Leon Mooring, an alderman in Fremont, didn’t get to watch all of Sunday’s Super Bowl, but he was in front of the television when his friend walked out onto the field.
“Anything Joe does just thrills me to death because I am ex-military also,” said Mooring, who is also a Vietnam veteran, having served in the Air Force. “Joe has done an awful lot for our country and he deserves everything he gets. I am just so proud of him as I can be.”
“Everybody from Fremont just thinks an awful lot of Col. Marm,” said Mooring. “I just can’t say enough about Joe. He is a very nice man and he has done an awful lot for the country. He’s a real good friend of mine. We go to a lot of ballgames together, baseball, softball, basketball. I enjoy his company very much.”
Fremont resident Vicky Stewart stepped up to the television to snap a photograph while her neighbor was on the screen.
“It was fun to know somebody who was actually there on the field at the Super Bowl and most especially when you understand why he was there,” Stewart said.
“It is really big news,” said Jamillah Scott, accounting clerk for the town of Fremont. “Most of the guys in public works and all of the people here in the office were talking about it. We were like, ‘Really? Did that happen?’”
Some 67,612 people were in attendance at U.S. Bank Stadium in Minneapolis for the big game. An estimated 103 million people watched on television.
Marm’s wife, Deb Yelverton Marm, a Fremont native, made the call recommending her husband for the recognition and then volunteered her ticket to Marm’s youngest son, Lt. Col. William Marm, of the U.S. Army Special Forces, so he could attend with his father.
At one point Joe Marm and the other Medal of Honor recipients were in a holding area with other NFL greats.
“I was able to talk to a few, the Navy quarterback, a Heisman Trophy winner from Annapolis, Roger Staubach,” Marm said of the onetime Dallas Cowboys star. “He said he was in Vietnam too after he graduated from Annapolis and before he went into the NFL.”
Marm is one of only 71 Medal of Honor recipients who are still living. The medal is the highest and most prestigious personal decoration.

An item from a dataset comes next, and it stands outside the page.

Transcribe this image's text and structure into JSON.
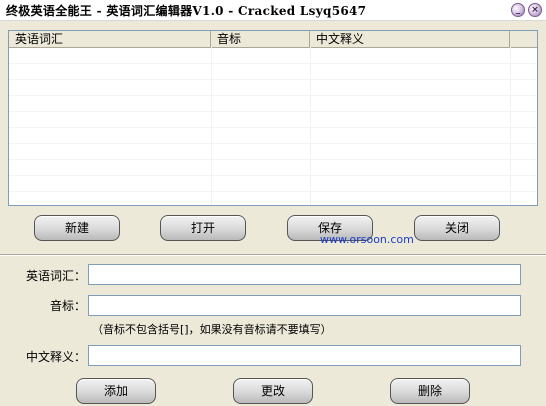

The retired colonel said he doesn’t often think about his days in Vietnam but does think about his unit, Company A, 1st Battalion, 7th Cavalry, 1st Cavalry Division (Airmobile).
“I was just fortunate to be with a unit that had been training and working together testing the helicopters before we went to Vietnam, so it was a well-disciplined and trained unit that had been working together for over a year,” Marm said. “It was a combination of enlistees and draftees.”
Marm said attending the game with his son will remain one of the great experiences of his life.
“It was cold, but it wasn’t that cold in the stadium. They took very good care of us. We had a great time,” Marm said. “It was a very good game, a very close game. Just a tremendous experience.”
Super Bowl LII went down in the record books with Philadelphia defeating New England 41-33.